Beef grid has cost farmers €100m in the last decade claims ICMSA
Claims that the Quality Pricing System (QPS) has delivered positive results for beef producers have been challenged head on by the ICMSA, who insist that a complete review is urgently overdue.
The association has offered to open their books to show that since its introduction in 2009, the QPS has cost beef producers in excess of €100m in reduced payments for stock purchased under the new system.
Des Morrison, chair of the ICMSA livestock committee, has called for "an acceptance by all parties that farmer confidence in the QPS has fallen below a level where it is possible to carry on" and claims that the system is now actually damaging the beef sector.
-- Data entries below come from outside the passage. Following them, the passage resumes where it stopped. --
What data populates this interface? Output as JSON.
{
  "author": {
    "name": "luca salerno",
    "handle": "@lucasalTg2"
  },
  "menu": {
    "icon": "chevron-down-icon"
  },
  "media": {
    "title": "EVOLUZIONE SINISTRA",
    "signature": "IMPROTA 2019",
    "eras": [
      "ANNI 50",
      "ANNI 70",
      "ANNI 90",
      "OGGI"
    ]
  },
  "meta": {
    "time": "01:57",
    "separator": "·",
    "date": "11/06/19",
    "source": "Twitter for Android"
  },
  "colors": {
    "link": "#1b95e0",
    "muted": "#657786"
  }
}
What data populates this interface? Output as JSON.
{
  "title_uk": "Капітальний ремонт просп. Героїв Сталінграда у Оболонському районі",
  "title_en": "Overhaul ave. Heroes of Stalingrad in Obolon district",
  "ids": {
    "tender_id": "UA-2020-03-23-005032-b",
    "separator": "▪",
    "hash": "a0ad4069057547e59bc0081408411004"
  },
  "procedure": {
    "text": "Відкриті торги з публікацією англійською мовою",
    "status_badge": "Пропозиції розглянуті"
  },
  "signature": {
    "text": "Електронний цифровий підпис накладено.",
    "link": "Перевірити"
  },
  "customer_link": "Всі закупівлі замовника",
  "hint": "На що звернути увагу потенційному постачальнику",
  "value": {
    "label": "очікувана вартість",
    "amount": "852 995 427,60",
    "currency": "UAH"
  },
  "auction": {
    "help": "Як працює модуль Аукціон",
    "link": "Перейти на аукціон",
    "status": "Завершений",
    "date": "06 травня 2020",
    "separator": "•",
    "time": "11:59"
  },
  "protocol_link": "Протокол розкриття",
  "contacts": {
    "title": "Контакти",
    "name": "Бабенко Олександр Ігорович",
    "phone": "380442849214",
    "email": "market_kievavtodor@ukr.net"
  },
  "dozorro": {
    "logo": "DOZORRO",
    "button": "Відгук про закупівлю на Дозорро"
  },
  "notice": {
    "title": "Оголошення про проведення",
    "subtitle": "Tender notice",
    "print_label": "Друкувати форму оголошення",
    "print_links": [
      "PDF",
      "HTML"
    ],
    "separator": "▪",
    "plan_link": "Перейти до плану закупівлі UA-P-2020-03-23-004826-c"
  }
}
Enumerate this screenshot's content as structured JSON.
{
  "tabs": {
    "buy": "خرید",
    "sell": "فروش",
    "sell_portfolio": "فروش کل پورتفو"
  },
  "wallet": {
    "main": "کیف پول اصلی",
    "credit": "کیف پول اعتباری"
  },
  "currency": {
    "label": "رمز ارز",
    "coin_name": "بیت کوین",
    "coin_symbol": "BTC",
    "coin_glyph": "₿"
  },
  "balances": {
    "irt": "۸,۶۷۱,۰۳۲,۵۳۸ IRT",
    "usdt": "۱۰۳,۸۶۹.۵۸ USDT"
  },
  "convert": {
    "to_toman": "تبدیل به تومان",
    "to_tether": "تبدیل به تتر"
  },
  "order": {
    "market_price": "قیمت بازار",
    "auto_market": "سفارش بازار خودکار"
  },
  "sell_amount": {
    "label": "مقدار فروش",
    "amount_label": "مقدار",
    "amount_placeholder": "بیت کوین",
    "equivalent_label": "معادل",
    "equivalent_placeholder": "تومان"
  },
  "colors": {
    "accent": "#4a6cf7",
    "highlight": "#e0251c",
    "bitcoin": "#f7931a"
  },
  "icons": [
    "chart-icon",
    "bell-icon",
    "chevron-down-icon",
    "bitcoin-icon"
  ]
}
"It is simply a fact that farmers all over the state, of every size and regardless of whether suckler or dairy, have now concluded that the QPS has to be, at the very least, reviewed and re-examined to see if it was fit-for-purpose" he said.
He said that vague reassurances were no longer sufficient "if ever they had been", and an independent review is now required.
The IFA claimed in a presentation discussed at the March national council meeting that meeting the 'in-spec' criteria under the QPS is no longer a problem for the majority of producers.
The presentation stated that 93pc of steers and heifers being supplied to the factories are Bord Bia Quality Assured, while 74pc of steers and 86pc of heifers are under 30 months.
In defence of the system, the IFA has claimed that a majority of the prime beef animals slaughtered at the export plants are meeting all of the criteria for the QPS bonus of 12 cents/kg.